AN INSIGHT
Touring any part of Australia consistently revealed highly disciplined citizens. From the train stations to the top of the mountains, cleanliness was very evident. Seemingly always hurrying people didn’t have time to chat, much more to gossip. They spent every free moment to reading a book or doing something worthwhile.
I used to say that the Ten Commandments of God could be summarized into two traffic words…KEEP RIGHT…but not in Australia where traffic rule was Keep Left. So awkward did I feel that every so often I thought my son’s car was going to collide on the oncoming one from the opposite direction. Keep Left was also the rule on climbing stairs and walking though isles. Keep Left being the mirror image implementation of what I was accustomed to, could be very confusing.
There were very few and isolated commercial billboards along the highway. A round the 200 miles that we traveled during our Blue Mountain Tour, I saw only McDonald and one about a piano lesson.

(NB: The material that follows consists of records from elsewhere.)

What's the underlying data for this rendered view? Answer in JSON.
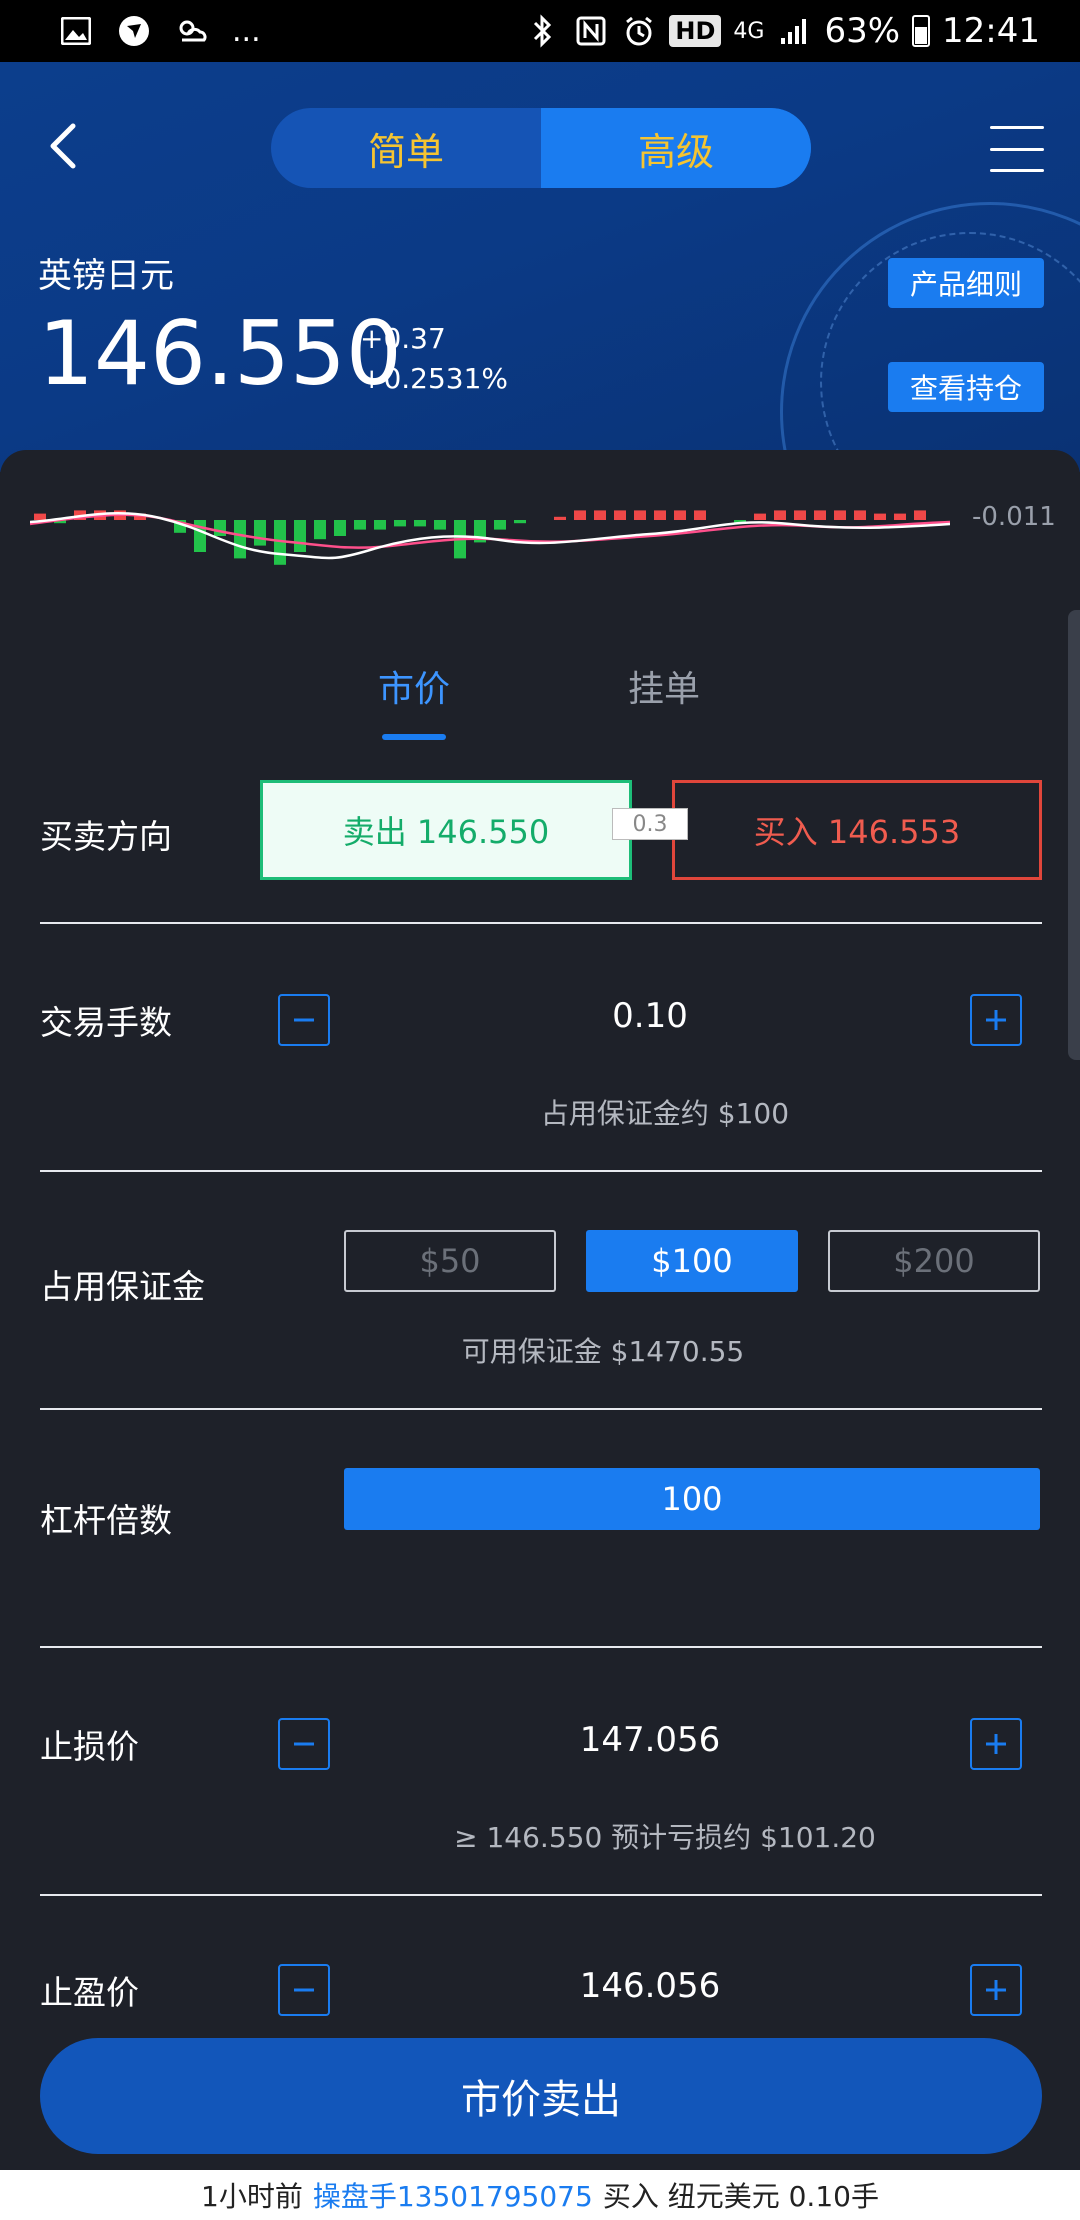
{
  "status_bar": {
    "left_more": "...",
    "hd": "HD",
    "network": "4G",
    "battery": "63%",
    "time": "12:41"
  },
  "header": {
    "segments": [
      "简单",
      "高级"
    ],
    "active_segment": 1,
    "pair_name": "英镑日元",
    "price": "146.550",
    "change_abs": "+0.37",
    "change_pct": "+0.2531%",
    "btn_product_rules": "产品细则",
    "btn_positions": "查看持仓"
  },
  "sparkline": {
    "value_label": "-0.011"
  },
  "order_tabs": [
    "市价",
    "挂单"
  ],
  "direction": {
    "label": "买卖方向",
    "sell": "卖出 146.550",
    "buy": "买入 146.553",
    "spread": "0.3"
  },
  "lots": {
    "label": "交易手数",
    "value": "0.10",
    "hint": "占用保证金约 $100"
  },
  "margin": {
    "label": "占用保证金",
    "options": [
      "$50",
      "$100",
      "$200"
    ],
    "active_index": 1,
    "hint": "可用保证金 $1470.55"
  },
  "leverage": {
    "label": "杠杆倍数",
    "value": "100"
  },
  "stop_loss": {
    "label": "止损价",
    "value": "147.056",
    "hint": "≥ 146.550 预计亏损约 $101.20"
  },
  "take_profit": {
    "label": "止盈价",
    "value": "146.056"
  },
  "submit_label": "市价卖出",
  "ticker": {
    "prefix": "1小时前",
    "user": "操盘手13501795075",
    "action": "买入 纽元美元 0.10手"
  },
  "colors": {
    "accent": "#1a7cf0",
    "sell_green": "#14ac6a",
    "buy_red": "#f05c4f",
    "header_bg": "#0c3e8c",
    "panel_bg": "#1e2129"
  }
}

Yet, the absence of the commercial billboards did not lessen the color of the surroundings; in fact, it even enhanced the beauty of nature.
WALKING IN A DREAM
Sept. 8, 2000
After office, together with Mikee, Paul drives us around Vanclaus along Watson’s Bay. It is the residential area of the Rich and the Famous. Anybody who is somebody in Australia live there… and yes, these affluent people own boats and docks. The houses are all magnificently 'architectured' and generally with low decorative fence. Beautiful plants of different variety grow on every backyard.

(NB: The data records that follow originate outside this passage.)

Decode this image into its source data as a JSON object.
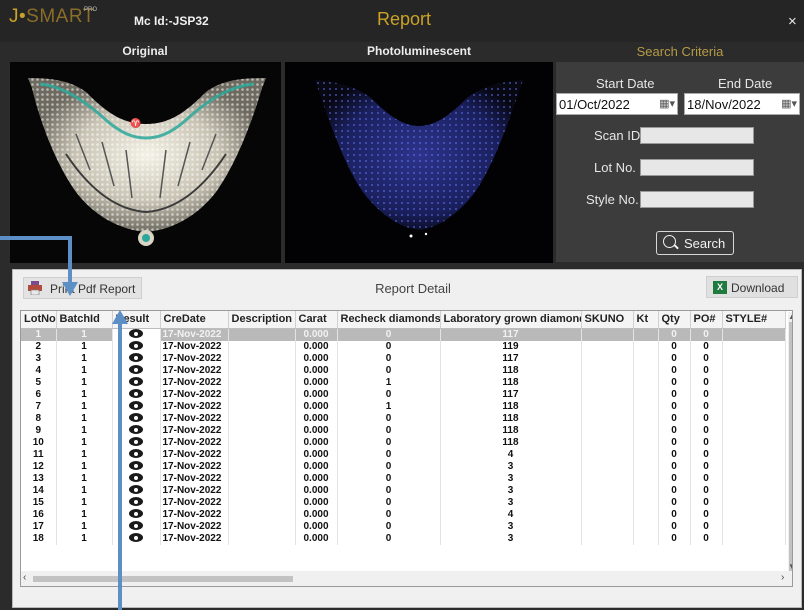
{
  "app": {
    "logo_mark": "J",
    "logo_dot": "•",
    "logo_word": "SMART",
    "logo_pro": "PRO",
    "machine_id": "Mc Id:-JSP32",
    "window_title": "Report",
    "close_glyph": "×"
  },
  "panels": {
    "original_label": "Original",
    "photoluminescent_label": "Photoluminescent"
  },
  "criteria": {
    "title": "Search Criteria",
    "start_label": "Start Date",
    "end_label": "End Date",
    "start_value": "01/Oct/2022",
    "end_value": "18/Nov/2022",
    "scan_id_label": "Scan ID",
    "lot_no_label": "Lot No.",
    "style_no_label": "Style No.",
    "scan_id_value": "",
    "lot_no_value": "",
    "style_no_value": "",
    "search_label": "Search"
  },
  "report": {
    "print_label": "Print Pdf Report",
    "title": "Report Detail",
    "download_label": "Download",
    "excel_glyph": "X"
  },
  "table": {
    "columns": [
      "LotNo",
      "BatchId",
      "Result",
      "CreDate",
      "Description",
      "Carat",
      "Recheck diamonds",
      "Laboratory grown diamonds",
      "SKUNO",
      "Kt",
      "Qty",
      "PO#",
      "STYLE#"
    ],
    "rows": [
      {
        "lot": "1",
        "batch": "1",
        "date": "17-Nov-2022",
        "desc": "",
        "carat": "0.000",
        "recheck": "0",
        "lab": "117",
        "sku": "",
        "kt": "",
        "qty": "0",
        "po": "0",
        "style": ""
      },
      {
        "lot": "2",
        "batch": "1",
        "date": "17-Nov-2022",
        "desc": "",
        "carat": "0.000",
        "recheck": "0",
        "lab": "119",
        "sku": "",
        "kt": "",
        "qty": "0",
        "po": "0",
        "style": ""
      },
      {
        "lot": "3",
        "batch": "1",
        "date": "17-Nov-2022",
        "desc": "",
        "carat": "0.000",
        "recheck": "0",
        "lab": "117",
        "sku": "",
        "kt": "",
        "qty": "0",
        "po": "0",
        "style": ""
      },
      {
        "lot": "4",
        "batch": "1",
        "date": "17-Nov-2022",
        "desc": "",
        "carat": "0.000",
        "recheck": "0",
        "lab": "118",
        "sku": "",
        "kt": "",
        "qty": "0",
        "po": "0",
        "style": ""
      },
      {
        "lot": "5",
        "batch": "1",
        "date": "17-Nov-2022",
        "desc": "",
        "carat": "0.000",
        "recheck": "1",
        "lab": "118",
        "sku": "",
        "kt": "",
        "qty": "0",
        "po": "0",
        "style": ""
      },
      {
        "lot": "6",
        "batch": "1",
        "date": "17-Nov-2022",
        "desc": "",
        "carat": "0.000",
        "recheck": "0",
        "lab": "117",
        "sku": "",
        "kt": "",
        "qty": "0",
        "po": "0",
        "style": ""
      },
      {
        "lot": "7",
        "batch": "1",
        "date": "17-Nov-2022",
        "desc": "",
        "carat": "0.000",
        "recheck": "1",
        "lab": "118",
        "sku": "",
        "kt": "",
        "qty": "0",
        "po": "0",
        "style": ""
      },
      {
        "lot": "8",
        "batch": "1",
        "date": "17-Nov-2022",
        "desc": "",
        "carat": "0.000",
        "recheck": "0",
        "lab": "118",
        "sku": "",
        "kt": "",
        "qty": "0",
        "po": "0",
        "style": ""
      },
      {
        "lot": "9",
        "batch": "1",
        "date": "17-Nov-2022",
        "desc": "",
        "carat": "0.000",
        "recheck": "0",
        "lab": "118",
        "sku": "",
        "kt": "",
        "qty": "0",
        "po": "0",
        "style": ""
      },
      {
        "lot": "10",
        "batch": "1",
        "date": "17-Nov-2022",
        "desc": "",
        "carat": "0.000",
        "recheck": "0",
        "lab": "118",
        "sku": "",
        "kt": "",
        "qty": "0",
        "po": "0",
        "style": ""
      },
      {
        "lot": "11",
        "batch": "1",
        "date": "17-Nov-2022",
        "desc": "",
        "carat": "0.000",
        "recheck": "0",
        "lab": "4",
        "sku": "",
        "kt": "",
        "qty": "0",
        "po": "0",
        "style": ""
      },
      {
        "lot": "12",
        "batch": "1",
        "date": "17-Nov-2022",
        "desc": "",
        "carat": "0.000",
        "recheck": "0",
        "lab": "3",
        "sku": "",
        "kt": "",
        "qty": "0",
        "po": "0",
        "style": ""
      },
      {
        "lot": "13",
        "batch": "1",
        "date": "17-Nov-2022",
        "desc": "",
        "carat": "0.000",
        "recheck": "0",
        "lab": "3",
        "sku": "",
        "kt": "",
        "qty": "0",
        "po": "0",
        "style": ""
      },
      {
        "lot": "14",
        "batch": "1",
        "date": "17-Nov-2022",
        "desc": "",
        "carat": "0.000",
        "recheck": "0",
        "lab": "3",
        "sku": "",
        "kt": "",
        "qty": "0",
        "po": "0",
        "style": ""
      },
      {
        "lot": "15",
        "batch": "1",
        "date": "17-Nov-2022",
        "desc": "",
        "carat": "0.000",
        "recheck": "0",
        "lab": "3",
        "sku": "",
        "kt": "",
        "qty": "0",
        "po": "0",
        "style": ""
      },
      {
        "lot": "16",
        "batch": "1",
        "date": "17-Nov-2022",
        "desc": "",
        "carat": "0.000",
        "recheck": "0",
        "lab": "4",
        "sku": "",
        "kt": "",
        "qty": "0",
        "po": "0",
        "style": ""
      },
      {
        "lot": "17",
        "batch": "1",
        "date": "17-Nov-2022",
        "desc": "",
        "carat": "0.000",
        "recheck": "0",
        "lab": "3",
        "sku": "",
        "kt": "",
        "qty": "0",
        "po": "0",
        "style": ""
      },
      {
        "lot": "18",
        "batch": "1",
        "date": "17-Nov-2022",
        "desc": "",
        "carat": "0.000",
        "recheck": "0",
        "lab": "3",
        "sku": "",
        "kt": "",
        "qty": "0",
        "po": "0",
        "style": ""
      }
    ]
  },
  "icons": {
    "result_icon": "eye-icon",
    "print_icon": "printer-icon",
    "download_icon": "excel-icon",
    "search_icon": "magnifier-icon",
    "calendar_icon": "calendar-icon"
  },
  "colors": {
    "accent_gold": "#c9a227",
    "selected_row": "#b9b9b9",
    "annotation_arrow": "#5b8fc6"
  }
}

After admiring almost enviously the houses that only the moneyed people could afford to build we climbed the Sydney Harbour National Park… a winding steps going upwards on top of a huge rock overlooking the ocean. It reminded me of Acropolis in Greece, minus the ruins. We continued watching the big houses along Bondi, another residential area for the affluent and the popular, not very far from Vanclaus. On the left side are clean parks where one could almost fall asleep had the climate been a little kinder.
We stopped at Thai Volunteer, a restaurant that offered delicious food. We met Italian diners. To finish the day in style, we proceeded to the Darling Harbour. Strolling around the harbour is like walking in a dream. It is difficult to describe how I feel seeing all the beautiful things around. No doubt it is called Darling Harbour… it is the lovers, favorite area.

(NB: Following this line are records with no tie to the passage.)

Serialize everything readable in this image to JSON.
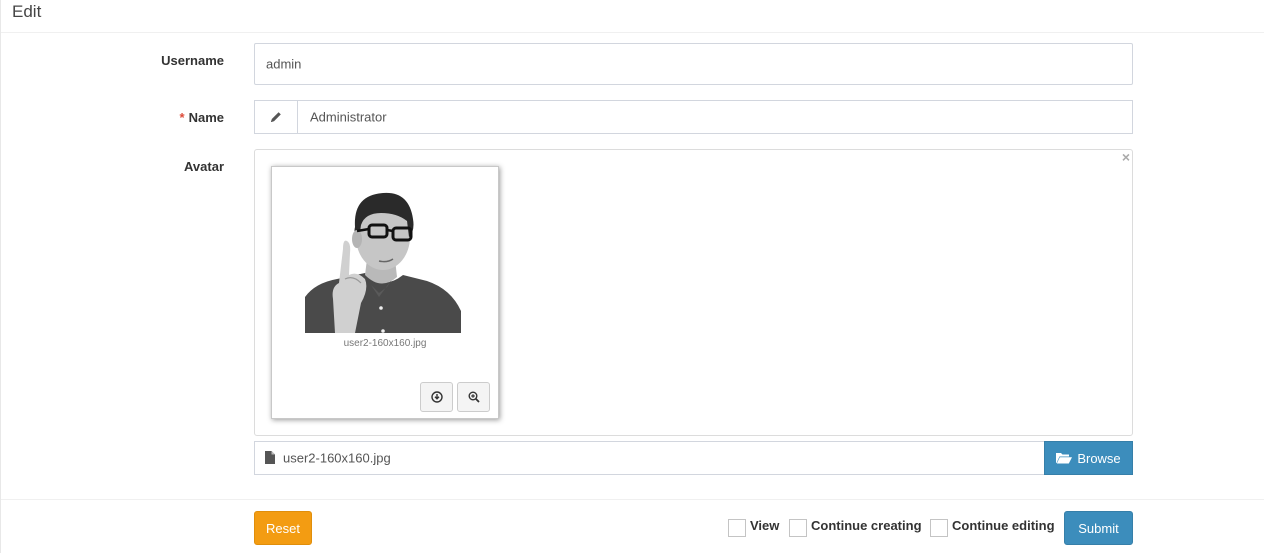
{
  "header": {
    "title": "Edit"
  },
  "form": {
    "username": {
      "label": "Username",
      "value": "admin"
    },
    "name": {
      "required_mark": "*",
      "label": "Name",
      "value": "Administrator",
      "addon_icon": "pencil-icon"
    },
    "avatar": {
      "label": "Avatar",
      "close_symbol": "×",
      "preview_caption": "user2-160x160.jpg",
      "file_name": "user2-160x160.jpg",
      "browse_label": "Browse",
      "download_icon": "download-icon",
      "zoom_icon": "zoom-in-icon"
    }
  },
  "footer": {
    "reset_label": "Reset",
    "submit_label": "Submit",
    "checks": [
      {
        "label": "View",
        "checked": false
      },
      {
        "label": "Continue creating",
        "checked": false
      },
      {
        "label": "Continue editing",
        "checked": false
      }
    ]
  },
  "colors": {
    "primary": "#3c8dbc",
    "warning": "#f39c12",
    "required": "#dd4b39"
  }
}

It is sometimes frustrating that I did not have a chance to see the Harbour Aquarium as it was already late for that night but what I have seen could compensate to satisfy my craving for sight and color.
Incidentally it was only at the Darling Harbour where I sighted policemen… three of them in all. At the entrance to the Casino I was politely requested by the security guard to remove my cap. It is ironic that policemen are not visible in Sydney in spite of the Olympics being held there. I learned that the whole city, including the suburbs are monitored technologically and most of the surveillance and police matters are computerized. The use of commercial billboards is also limited, unlike in other countries where this is too common. Even signboards of different establishments and business enterprises were almost of the same sizes.
Discipline is possible because Australia is a Socialist Country under a Monarchial form of Government. Sometimes curtailment of some freedom could do a lot of good. I was told that in Australia there are so many who are too rich and not so many who are too poor. The middle class predominates. More people are more equal to one another unlike in most democratic third world countries like the Philippines, where the rich are truly very rich and the poor are desperately very poor… and they are so many. When equality is less felt, discipline is next to impossible and when discipline is wanting, nothing else work well.